Seth A. Johnston, Major und Dozent in West Point, hat dazu mehrere wesentliche Situationen ("critical junctures") identifiziert, in denen solche Veränderungen im Apparat des Bündnisses notwendig wurden, insbesondere die Schaffung eines bündniseigenen Militärapparats während der Koreakrise, dann der Strategiewechsel von massive retaliation zu flexible response in den 1960er Jahren, und natürlich die Neuformierung der Bündnisorganisation nach dem Zerfall der Sowjetunion Anfang der 1990er Jahre. Diese Auswahl entspricht der gängigen Epochenbildung in der Geschichtsschreibung zum Nordatlantischen Bündnis.
Ein Blick in die Bibliografie und das Quellenverzeichnis lässt erkennen, dass sich Johnston ausschließlich auf englischsprachige Texte stützt. Weder hat er französische Archive oder Literatur benutzt noch deutsche. Dabei haben Autorinnen und Autoren wie Helga Haftendorn und Norbert Wiggershaus (letzterer mit einem ganzen Forschungsprojekt zur Frühgeschichte der NATO) ja auf äußerst breiter Quellenbasis viele Befunde schon publiziert. Johnstons Erörterungen zum Temporary Council Committee und der Entstehung des Annual Review-Prozesses hätten von einer Kenntnis der Arbeiten Helmut Hammerichs sehr profitiert. Man weiß als Rezensent nicht recht, was man mehr bedauern soll: die Bereitschaft amerikanischer Fachkollegen, europäische Literatur schlicht zu ignorieren, oder die Zurückhaltung europäischer Forschungsinstitutionen, die Früchte ihrer Arbeit auch in englischen Übersetzungen vorzulegen.

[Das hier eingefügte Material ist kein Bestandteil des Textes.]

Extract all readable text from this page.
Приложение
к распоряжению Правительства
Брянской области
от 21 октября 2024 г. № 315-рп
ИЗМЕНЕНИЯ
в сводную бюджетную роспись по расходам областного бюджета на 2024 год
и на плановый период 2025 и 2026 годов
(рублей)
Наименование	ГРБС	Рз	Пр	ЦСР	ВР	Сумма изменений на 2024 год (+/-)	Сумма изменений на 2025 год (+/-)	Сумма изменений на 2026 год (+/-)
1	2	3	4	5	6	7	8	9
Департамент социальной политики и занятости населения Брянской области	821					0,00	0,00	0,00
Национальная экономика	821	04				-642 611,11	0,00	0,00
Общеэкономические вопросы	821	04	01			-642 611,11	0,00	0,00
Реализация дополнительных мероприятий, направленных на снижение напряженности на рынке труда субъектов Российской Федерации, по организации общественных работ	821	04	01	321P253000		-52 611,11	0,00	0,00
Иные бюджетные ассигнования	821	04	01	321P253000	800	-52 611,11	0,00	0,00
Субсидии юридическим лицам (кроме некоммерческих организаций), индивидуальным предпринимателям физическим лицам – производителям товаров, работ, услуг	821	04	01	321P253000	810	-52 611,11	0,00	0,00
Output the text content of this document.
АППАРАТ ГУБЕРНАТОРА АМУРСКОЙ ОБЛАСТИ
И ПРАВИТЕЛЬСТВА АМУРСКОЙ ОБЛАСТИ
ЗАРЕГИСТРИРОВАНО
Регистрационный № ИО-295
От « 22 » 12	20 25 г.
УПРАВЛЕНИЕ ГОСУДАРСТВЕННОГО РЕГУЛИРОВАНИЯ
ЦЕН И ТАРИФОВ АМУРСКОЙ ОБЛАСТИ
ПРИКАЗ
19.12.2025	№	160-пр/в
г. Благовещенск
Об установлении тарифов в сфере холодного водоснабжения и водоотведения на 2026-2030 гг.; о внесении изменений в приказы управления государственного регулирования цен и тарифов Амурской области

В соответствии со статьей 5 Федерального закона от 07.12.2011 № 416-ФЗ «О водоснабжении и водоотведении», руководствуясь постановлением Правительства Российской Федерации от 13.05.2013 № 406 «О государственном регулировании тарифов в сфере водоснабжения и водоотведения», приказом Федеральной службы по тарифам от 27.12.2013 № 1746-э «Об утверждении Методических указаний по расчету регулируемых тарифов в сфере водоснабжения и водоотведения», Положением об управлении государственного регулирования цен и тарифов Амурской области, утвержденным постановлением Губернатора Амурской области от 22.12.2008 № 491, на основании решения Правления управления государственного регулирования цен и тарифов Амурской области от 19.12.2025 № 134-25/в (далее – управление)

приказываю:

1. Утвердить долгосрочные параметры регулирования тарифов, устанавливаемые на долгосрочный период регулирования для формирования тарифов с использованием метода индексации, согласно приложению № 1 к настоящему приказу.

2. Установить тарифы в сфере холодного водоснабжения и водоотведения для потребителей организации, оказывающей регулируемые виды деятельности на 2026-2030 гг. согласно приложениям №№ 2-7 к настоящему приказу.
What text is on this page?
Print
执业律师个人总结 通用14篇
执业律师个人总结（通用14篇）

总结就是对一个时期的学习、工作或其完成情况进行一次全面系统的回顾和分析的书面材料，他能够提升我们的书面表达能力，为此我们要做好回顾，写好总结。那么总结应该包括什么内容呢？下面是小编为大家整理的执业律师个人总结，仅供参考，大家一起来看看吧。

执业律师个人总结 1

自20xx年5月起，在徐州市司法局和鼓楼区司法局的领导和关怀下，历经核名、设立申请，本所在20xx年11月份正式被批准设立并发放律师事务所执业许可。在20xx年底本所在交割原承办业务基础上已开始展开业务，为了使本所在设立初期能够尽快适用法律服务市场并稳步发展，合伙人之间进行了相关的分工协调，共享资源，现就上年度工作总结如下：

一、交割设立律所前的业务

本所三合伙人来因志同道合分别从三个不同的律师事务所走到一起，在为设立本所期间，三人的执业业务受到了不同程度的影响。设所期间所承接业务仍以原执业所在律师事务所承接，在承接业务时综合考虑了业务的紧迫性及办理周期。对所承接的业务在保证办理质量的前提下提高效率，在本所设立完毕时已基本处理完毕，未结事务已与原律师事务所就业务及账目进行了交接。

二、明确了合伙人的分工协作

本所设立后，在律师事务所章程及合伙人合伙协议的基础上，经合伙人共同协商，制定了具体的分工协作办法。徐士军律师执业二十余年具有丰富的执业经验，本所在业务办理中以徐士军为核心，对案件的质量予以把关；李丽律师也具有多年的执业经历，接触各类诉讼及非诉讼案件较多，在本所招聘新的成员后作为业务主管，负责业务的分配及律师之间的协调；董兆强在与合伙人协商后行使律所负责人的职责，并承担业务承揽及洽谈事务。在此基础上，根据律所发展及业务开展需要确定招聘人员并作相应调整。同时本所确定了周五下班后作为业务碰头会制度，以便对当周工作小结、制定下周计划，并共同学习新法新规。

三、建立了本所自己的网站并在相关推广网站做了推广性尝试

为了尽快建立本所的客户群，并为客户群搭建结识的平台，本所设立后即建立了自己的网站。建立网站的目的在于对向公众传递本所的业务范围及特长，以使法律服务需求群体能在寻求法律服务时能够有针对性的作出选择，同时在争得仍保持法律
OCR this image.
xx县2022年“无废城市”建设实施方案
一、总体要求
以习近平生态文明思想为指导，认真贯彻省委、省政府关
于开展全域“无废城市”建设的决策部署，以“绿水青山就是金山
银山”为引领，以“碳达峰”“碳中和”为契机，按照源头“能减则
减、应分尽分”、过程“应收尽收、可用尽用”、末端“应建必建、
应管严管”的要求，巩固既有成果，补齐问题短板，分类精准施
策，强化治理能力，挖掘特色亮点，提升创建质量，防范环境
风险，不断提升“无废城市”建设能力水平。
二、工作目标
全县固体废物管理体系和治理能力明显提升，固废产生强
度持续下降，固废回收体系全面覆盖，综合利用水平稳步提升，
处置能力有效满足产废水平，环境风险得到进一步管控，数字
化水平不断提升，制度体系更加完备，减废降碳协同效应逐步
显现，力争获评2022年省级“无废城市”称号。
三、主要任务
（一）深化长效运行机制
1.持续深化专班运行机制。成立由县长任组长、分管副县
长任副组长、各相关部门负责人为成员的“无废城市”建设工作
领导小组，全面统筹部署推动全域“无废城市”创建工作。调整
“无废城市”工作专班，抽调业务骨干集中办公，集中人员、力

Auch die englischsprachige Literatur ist nicht im vollen Umfang berücksichtigt. So hat das Lyman Lemnitzer Center vor Jahren einen Band herausgebracht, der die internen Konflikte im Bündnis facettenreich analysiert (NATO and the Warsaw Pact. Intrabloc conflicts, ed. by Mary Ann Heiss and S. Victor Papacosma, Kent, OH 2008); man sucht ihn hier vergebens.
Johnston ist Politikwissenschaftler; das erklärt vielleicht, warum er ab und zu einem Fehler erliegt, den professionelle Historiker zu vermeiden gelernt haben (sollten): Die Aussagen von Zeitzeugen wie Ismay oder Gruenther übernimmt er gelegentlich recht unkritisch (etwa 65 f.). Dieser einseitigen Quellenauswertung entspricht die Einseitigkeit der Wertung: Auffallend häufig verweist Johnston auf die Verdienste von Charles Spofford, des amerikanischen Council Deputy der frühen 1950er Jahre. Ohne dessen Rolle insgesamt verneinen zu wollen: So zentral war er nun vielleicht auch nicht, sonst wäre ihm nach seiner Zeit bei der NATO eine steilere Karriere beschieden gewesen. Andererseits diskutiert Johnston die Entspannungspolitik, erwähnt dabei aber "Willi [!] Brandt" gerade einmal - deutlicher kann man seine US-amerikanisch verengte Perspektive nicht dokumentieren. Das Grundproblem der NATO, die Frage der Sicherheit vor und mit Deutschland, spricht der Band durchaus an (40); die Analyse ist dann aber doch recht holzschnittartig und vereinfachend. Hierzu gibt es eben mehr Literatur, als der Autor kennt.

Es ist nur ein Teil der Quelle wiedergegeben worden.